Question

A long solenoid of length \(75\) cm carries a current of \(3.5\) A. If the number of turns of the solenoid is \(600\), the magnitude of the magnetic field inside the solenoid is

• A. \(7 \times 10^{-3} \, T\)
• B. \(2.48 \times 10^{-3} \, T\)
• C. \(3 \times 10^{-3} \, T\)
• D. \(3.52 \times 10^{-3} \, T\)

Hint:

The magnetic field inside a solenoid depends on the number of turns per unit length and the current passing through it.
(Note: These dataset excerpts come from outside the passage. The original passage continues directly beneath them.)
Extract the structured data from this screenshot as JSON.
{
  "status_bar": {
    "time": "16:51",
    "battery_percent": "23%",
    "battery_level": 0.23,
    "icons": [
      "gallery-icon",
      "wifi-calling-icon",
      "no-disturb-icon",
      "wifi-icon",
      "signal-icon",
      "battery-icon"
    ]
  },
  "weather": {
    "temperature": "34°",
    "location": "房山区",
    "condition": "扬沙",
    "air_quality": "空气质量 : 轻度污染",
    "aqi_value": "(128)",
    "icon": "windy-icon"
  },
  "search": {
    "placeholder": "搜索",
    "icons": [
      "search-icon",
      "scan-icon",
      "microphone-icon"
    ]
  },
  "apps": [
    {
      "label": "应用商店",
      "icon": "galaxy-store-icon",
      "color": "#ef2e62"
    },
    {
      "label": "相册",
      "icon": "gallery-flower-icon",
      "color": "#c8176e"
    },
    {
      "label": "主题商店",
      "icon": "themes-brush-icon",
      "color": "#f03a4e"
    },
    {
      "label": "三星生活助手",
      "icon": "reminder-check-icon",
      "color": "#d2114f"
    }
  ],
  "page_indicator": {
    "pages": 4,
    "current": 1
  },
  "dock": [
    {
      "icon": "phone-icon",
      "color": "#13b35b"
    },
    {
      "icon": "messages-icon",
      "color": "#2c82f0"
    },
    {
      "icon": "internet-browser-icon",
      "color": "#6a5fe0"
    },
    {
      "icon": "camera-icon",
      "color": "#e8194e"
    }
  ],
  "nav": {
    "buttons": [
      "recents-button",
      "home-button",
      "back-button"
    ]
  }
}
Always use the formula: \[ B = \mu_0 n I, \quad \text{where } n = \frac{N}{L} \] Ensure that all units are in SI before calculation.

Answer 1

The Correct Option is D

- The magnetic field inside a long solenoid is given by: \[ B = \mu_0 n I \]
- Given:
- \( \mu_0 = 4\pi \times 10^{-7} \, T\,m/A \)
- \( N = 600 \)
- \( L = 0.75 \, m \)
- \( I = 3.5 \, A \)
- First, find number of turns per unit length: \[ n = \frac{N}{L} = \frac{600}{0.75} = 800 \, m^{-1} \]
- Now substitute in the formula: \[ B = (4\pi \times 10^{-7}) \times 800 \times 3.5 \]
- Simplify: \[ B = (4\pi \times 10^{-7}) \times 2800 \]
- Using \( \pi \approx 3.14 \): \[ B = (1.256 \times 10^{-6}) \times 2800 \]
- Final value: \[ B = 3.52 \times 10^{-3} \, T \]
- Hence, the magnetic field is: 3.52 × 10⁻³ T